Keyword – A single word used by searchers to find information about a topic, such as “football.”
Keyword Phrase – Two or more keywords relating to a specific topic, such as “college football,” or “USC football.”
Keyword Stemming – The process of expanding a keyword list by going back to the root of the word and adding prefixes and suffixes, or the plural form.
KPI - Key Performance Indicators are key metrics used to quantify the success of a marketing campaign.
Landing Page – The page that a web searcher is taken to after clicking on an ad. Advertisers create these pages in such a way as to maximize the chance that the searcher will take the desired action (convert) after seeing the page.
Long Tail – Keyword phrases will three of more words in them. These keyword phrases are searched on less frequently, but often by more serious searchers.
Meta Tags – Information imbedded in the code for a web page that is intended for search engine robots to help them index a site. Human visitors can only see the meta tags by examining a page’s source code.
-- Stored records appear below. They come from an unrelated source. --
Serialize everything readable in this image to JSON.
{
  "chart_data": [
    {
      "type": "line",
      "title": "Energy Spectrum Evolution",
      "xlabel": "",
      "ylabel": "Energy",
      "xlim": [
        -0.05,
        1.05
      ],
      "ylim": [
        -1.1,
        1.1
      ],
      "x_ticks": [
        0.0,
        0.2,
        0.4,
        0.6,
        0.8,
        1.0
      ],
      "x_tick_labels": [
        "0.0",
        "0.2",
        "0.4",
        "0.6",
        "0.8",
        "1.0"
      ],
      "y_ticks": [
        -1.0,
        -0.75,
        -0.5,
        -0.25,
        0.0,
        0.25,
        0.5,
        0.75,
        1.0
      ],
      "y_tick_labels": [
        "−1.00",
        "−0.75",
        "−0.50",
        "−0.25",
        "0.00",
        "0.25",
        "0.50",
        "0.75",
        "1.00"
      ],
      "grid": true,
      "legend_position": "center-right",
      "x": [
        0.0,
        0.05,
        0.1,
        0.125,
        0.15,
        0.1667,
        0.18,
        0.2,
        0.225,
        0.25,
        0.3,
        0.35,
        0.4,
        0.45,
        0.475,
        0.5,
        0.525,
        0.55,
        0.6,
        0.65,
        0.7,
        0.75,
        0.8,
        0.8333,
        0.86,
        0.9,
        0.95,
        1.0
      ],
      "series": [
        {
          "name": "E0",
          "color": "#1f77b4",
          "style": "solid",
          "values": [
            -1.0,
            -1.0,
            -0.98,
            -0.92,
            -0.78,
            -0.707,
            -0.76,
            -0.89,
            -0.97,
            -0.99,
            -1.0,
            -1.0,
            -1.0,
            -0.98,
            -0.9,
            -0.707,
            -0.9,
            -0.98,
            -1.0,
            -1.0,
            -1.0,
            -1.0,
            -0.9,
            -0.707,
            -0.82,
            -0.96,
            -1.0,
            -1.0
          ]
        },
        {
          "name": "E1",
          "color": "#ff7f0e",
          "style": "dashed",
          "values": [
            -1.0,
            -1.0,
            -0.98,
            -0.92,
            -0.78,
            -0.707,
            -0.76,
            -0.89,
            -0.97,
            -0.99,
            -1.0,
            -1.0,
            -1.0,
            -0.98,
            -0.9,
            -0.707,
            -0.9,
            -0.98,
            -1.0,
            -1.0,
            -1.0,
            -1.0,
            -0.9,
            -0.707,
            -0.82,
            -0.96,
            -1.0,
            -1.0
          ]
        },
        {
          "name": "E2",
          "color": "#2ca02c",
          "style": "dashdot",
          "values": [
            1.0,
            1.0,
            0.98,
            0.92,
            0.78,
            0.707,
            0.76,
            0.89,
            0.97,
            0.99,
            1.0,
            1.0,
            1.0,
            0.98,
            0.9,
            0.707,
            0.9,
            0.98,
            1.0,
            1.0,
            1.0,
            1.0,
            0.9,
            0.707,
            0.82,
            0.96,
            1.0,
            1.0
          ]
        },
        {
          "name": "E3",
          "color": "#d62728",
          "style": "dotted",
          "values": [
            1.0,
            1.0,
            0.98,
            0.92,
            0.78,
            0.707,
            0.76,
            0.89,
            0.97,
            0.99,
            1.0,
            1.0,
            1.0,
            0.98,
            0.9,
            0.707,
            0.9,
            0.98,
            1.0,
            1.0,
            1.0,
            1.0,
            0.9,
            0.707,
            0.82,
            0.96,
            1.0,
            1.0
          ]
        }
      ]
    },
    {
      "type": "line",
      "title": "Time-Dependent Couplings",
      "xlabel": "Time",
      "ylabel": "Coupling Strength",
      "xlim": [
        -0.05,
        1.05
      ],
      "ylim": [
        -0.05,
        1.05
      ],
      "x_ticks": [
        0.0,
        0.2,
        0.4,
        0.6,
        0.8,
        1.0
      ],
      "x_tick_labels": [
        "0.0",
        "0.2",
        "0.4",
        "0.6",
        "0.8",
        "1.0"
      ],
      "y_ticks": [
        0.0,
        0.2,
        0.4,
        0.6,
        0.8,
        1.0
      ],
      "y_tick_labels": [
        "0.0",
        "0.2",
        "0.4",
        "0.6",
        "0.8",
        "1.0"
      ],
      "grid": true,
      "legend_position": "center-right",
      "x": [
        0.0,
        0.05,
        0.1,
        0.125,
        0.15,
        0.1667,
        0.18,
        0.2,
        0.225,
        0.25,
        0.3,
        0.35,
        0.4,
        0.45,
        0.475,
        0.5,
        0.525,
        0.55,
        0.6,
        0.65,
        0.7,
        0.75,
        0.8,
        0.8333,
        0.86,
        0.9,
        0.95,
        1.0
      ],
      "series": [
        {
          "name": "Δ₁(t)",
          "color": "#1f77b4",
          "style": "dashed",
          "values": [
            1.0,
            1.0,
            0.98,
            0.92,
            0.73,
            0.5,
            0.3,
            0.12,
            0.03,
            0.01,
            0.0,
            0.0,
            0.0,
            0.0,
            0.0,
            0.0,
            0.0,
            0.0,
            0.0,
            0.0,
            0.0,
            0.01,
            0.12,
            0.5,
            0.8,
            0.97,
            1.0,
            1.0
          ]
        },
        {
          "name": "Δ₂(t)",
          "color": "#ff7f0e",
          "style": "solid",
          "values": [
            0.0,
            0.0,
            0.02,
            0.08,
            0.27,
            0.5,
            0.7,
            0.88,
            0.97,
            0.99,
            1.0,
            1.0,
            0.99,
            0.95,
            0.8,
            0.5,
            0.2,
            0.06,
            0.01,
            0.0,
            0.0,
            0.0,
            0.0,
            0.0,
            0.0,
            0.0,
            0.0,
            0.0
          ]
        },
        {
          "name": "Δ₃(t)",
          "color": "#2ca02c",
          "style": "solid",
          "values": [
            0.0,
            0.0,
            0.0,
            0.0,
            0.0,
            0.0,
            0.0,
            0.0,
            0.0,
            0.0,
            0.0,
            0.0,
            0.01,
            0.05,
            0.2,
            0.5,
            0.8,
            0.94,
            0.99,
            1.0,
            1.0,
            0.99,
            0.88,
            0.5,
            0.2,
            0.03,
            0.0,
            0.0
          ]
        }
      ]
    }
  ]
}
Organic Results – Listings on search engine results pages that are not paid for; listings that are served because the search engine presumes their content is relevant to a given search.
PPC - Pay Per Click. In search advertising, a revenue model whereby an advertiser pays an agreed amount every time someone clicks on an ad.
Paid Listings – Listings that search engines sell to advertisers.
Personas – Refers to an online marketing technique developed by Bryan and Jeffrey Eisenberg, whereby marketers plan web site content and advertising around specific personas, or types of people, who may visit the site.
ROAS – Return on Advertising Spending, calculated by dividing the profit generated by an ad campaign by the cost of that campaign.
ROI – Return on Investment. Expressed as a percentage; if a search campaign costs $150,000 and the return is $200,000, the ROI would be $200,000 - $150,000/ $150,000 or 33%.
SEM – Search Engine Marketing.
SEO – Search Engine Optimization. The process of editing a site’s content to make it more visible to the search engines.
SERP – Search Engine Results Page. The page served by a search engine when a search is done on a keyword.
Search Engine – A database of web pages.
Tier I Search Engines – The most important search engines, as judged by the number of searches conduced, currently includes Google, Yahoo! and Microsoft Live Search.
Tier II Search Engines – Smaller search engines, such as Ask.com and AOL, as well as more vertical search engines, as well as web meta-crawlers that display the results of many search engines.
Tier III Search Engines – Usually, networks that display contextual ads, usually on a Cost per Thousand (CPM) basis.
Unique Visitor – A critical web analytical measure that tracks each visitor to a site by the originating computer’s IP address, so that, for example, one person’s multiple visits to a site from the same computer over a given period of time will be counted as just one Unique Visitor.